By Scott Tibbs, January 22, 2001
Every ten years, the federal government fulfills its Constitutional requirement to conduct an enumeration of the population, so that, among other things, Congressional seats can be apportioned according to population. And every ten years, some states gain and some lose members of Congress. States that lose members of Congress face bitterly partisan redistricting battles and the re-drawing of the districts often winds up in court.
States that lose members of Congress also find themselves having fewer members to represent a larger population than ten years earlier. This dilutes the voice of the individual voter, making his vote less significant than it would be if Congressmen represented fewer people. A change of 25,000 votes that would swing the election in another year suddenly becomes a statistic in the victory margin when the district includes another 100,000 people. It is also true that states gaining seats have roughly the same number of people being represented by a single Congressman, and face the same representation problems even with more members of Congress.
One solution being talked about but not seriously considered for implementation is increasing the number of members in Congress. This would make House members more responsive to each individual voter, as each vote would suddenly matter more, and may increase voter turnout when people realize their vote is more valuable than it was.
In a his nationally syndicated column, George Will wrote that at the founding of the nation, each member of Congress represented an average only 60,000 voters. In 1930, each House member represented about 281,000 people, while today each House member represents over 645,000.

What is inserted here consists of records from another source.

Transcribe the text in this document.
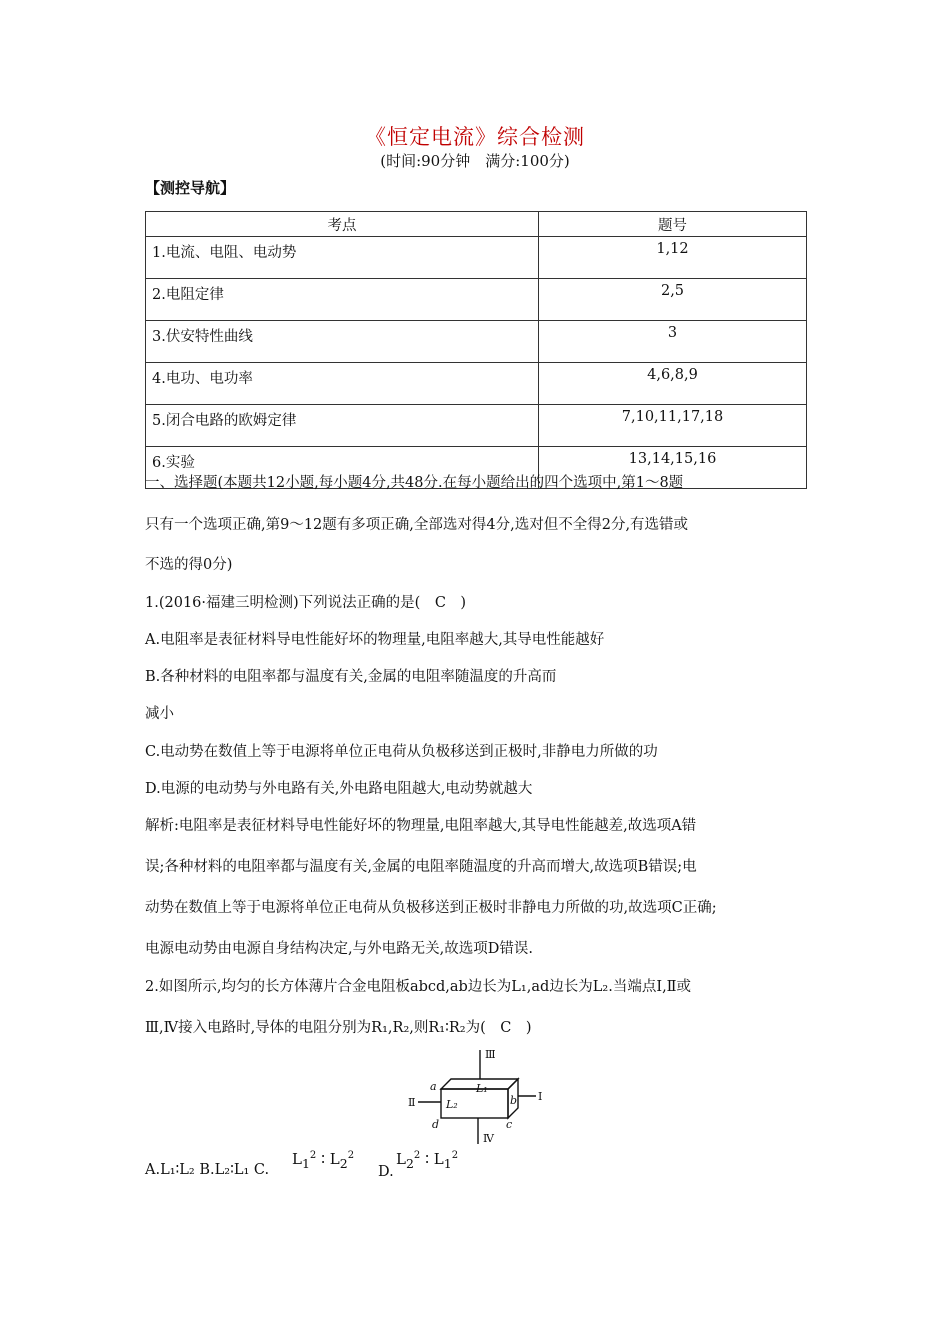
《恒定电流》综合检测
(时间:90分钟　满分:100分)
【测控导航】
考点	题号
1.电流、电阻、电动势	1,12
2.电阻定律	2,5
3.伏安特性曲线	3
4.电功、电功率	4,6,8,9
5.闭合电路的欧姆定律	7,10,11,17,18
6.实验	13,14,15,16
一、选择题(本题共12小题,每小题4分,共48分.在每小题给出的四个选项中,第1～8题
只有一个选项正确,第9～12题有多项正确,全部选对得4分,选对但不全得2分,有选错或
不选的得0分)
1.(2016·福建三明检测)下列说法正确的是(　C　)
A.电阻率是表征材料导电性能好坏的物理量,电阻率越大,其导电性能越好
B.各种材料的电阻率都与温度有关,金属的电阻率随温度的升高而
减小
C.电动势在数值上等于电源将单位正电荷从负极移送到正极时,非静电力所做的功
D.电源的电动势与外电路有关,外电路电阻越大,电动势就越大
解析:电阻率是表征材料导电性能好坏的物理量,电阻率越大,其导电性能越差,故选项A错
误;各种材料的电阻率都与温度有关,金属的电阻率随温度的升高而增大,故选项B错误;电
动势在数值上等于电源将单位正电荷从负极移送到正极时非静电力所做的功,故选项C正确;
电源电动势由电源自身结构决定,与外电路无关,故选项D错误.
2.如图所示,均匀的长方体薄片合金电阻板abcd,ab边长为L₁,ad边长为L₂.当端点Ⅰ,Ⅱ或
Ⅲ,Ⅳ接入电路时,导体的电阻分别为R₁,R₂,则R₁∶R₂为(　C　)
Ⅲ
Ⅳ
Ⅱ	Ⅰ
a
b
c
d
L₁
L₂
A.L₁∶L₂ B.L₂∶L₁ C.
$L_1^2$ ∶ $L_2^2$
D.
$L_2^2$ ∶ $L_1^2$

Some would criticize this proposal as "more government" and not consistent with a conservative philosophy. However, more government is not automatically a bad thing. During the Cold War, we needed more government in terms of a larger military to defeat the former Soviet Union, and that increase in government brought down the USSR without a single shot being fired between the two countries. This isn't a proposal for an open-ended government social program, or a subsidy for a special interest group. This is simply allowing the House of Representatives to fulfill its constitutionally mandated duty to represent the interests of the people. Limiting the size of government is different from keeping government in its proper role, though it is clear that the size of government in terms of government programs and regulations is way too large.
Some would also question whether this argument should be applied to the US Senate, where each state has two Senators regardless of population. However, equal representation for each state in the Senate is an important part of states' rights, so the smaller states like Montana have an equal voice as the large states such as California. Supporting states rights through a Senate with two Senators from each state is not inconsistent with a larger House to better represent the people. It is just as the Founders intended: One house represents the people, and the other represents the states.
Eventually, the number of House members would have to be capped, as there does come a point where it is not practical to add more House members as the population grows. However, we have not arrived at that point as of yet, and increasing the size of the House should be seriously considered.